The Scriptorium Daily. Is out!!!


Chronic Comic 324 : FibroModem. I have been in an extreme flare the last few days. The weird part of that little comic is that when I am not in a flare I almost don’t believe such a thing exists. Meanwhile, I am very unhappy about my lack of wordage. Typing is very uncomfortable and I can’t make it too far from my bed so finding a why to Dragon-Speak in a private area hasn’t happened.  But you watch. When this flare goes bye-bye I won’t remember how miserable I was. Grrrr.


Fibromyalgia Mystery Finally Solved! | The Guardian Express.

 

Not sure I believe this one. What I can relate is that when the doctor decided to test my blood to see if my blood sugar was low she saw that I was a ‘bleeder’ I have always known that my fingertips were so sensitive that I had to keep my nails long. I gave up trying to teach myself guitar. I found staccato tunes on the piano painful. Typing on a typewriter hurt. If my hands get cold while preparing fruits or veggies for salads I was pretty much a basket case and couldn’t eat said foods for hours after.
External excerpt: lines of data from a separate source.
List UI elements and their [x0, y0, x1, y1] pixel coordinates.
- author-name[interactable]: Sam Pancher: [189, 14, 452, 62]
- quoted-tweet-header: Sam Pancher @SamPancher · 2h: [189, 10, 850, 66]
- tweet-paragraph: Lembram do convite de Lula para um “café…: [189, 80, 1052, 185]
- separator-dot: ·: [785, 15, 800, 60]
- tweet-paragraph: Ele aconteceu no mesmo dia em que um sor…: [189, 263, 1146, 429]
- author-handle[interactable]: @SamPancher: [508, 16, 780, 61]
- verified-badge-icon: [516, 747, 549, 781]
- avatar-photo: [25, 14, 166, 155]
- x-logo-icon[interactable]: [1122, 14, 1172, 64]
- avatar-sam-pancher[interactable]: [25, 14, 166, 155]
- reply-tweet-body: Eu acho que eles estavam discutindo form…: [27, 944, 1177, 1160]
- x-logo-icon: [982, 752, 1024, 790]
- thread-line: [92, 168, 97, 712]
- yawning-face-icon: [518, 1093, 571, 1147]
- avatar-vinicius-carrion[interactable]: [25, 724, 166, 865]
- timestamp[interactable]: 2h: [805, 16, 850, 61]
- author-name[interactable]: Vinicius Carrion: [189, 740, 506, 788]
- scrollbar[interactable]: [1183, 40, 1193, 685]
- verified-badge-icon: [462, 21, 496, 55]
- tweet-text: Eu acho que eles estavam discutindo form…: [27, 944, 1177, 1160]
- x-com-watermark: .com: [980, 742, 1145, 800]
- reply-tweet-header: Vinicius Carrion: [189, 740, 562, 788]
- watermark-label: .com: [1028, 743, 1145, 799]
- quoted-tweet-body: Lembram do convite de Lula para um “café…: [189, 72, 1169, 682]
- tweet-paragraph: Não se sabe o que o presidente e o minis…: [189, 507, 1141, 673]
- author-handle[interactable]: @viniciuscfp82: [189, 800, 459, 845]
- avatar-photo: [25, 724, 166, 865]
That said. The pain I experience in a flare feels like my bones from tailbone to ankles are going to explode. The next step of a flare goes up into my shoulders and neck. Then arms and shoulder blades at the level of bra-strap start in. But the very worst of it isn’t a headache, thank God-dess I don’t get those, too! but a fog that is so permeating that I am unable to do anything at all. Even remembering to go to the restroom  slips my mind while in that fog. So did I just prove this latest study right? As I stated at the beginning, not sure. But it is something not to hear it is in my head! I am so tired of people showing and proving to me that they have overcome and thereby I am somehow less than they are! Do they think I like spending my life in bed? Do they realize how busy I used to be before this took over my life? Have they any idea how passionate I am about so many things that I can’t find the energy to enjoy? It is NOT depression! I am depressed because I can’t do stuff! Sorry for the whine! And no, I don’t do cheese: gluten-free/vegan!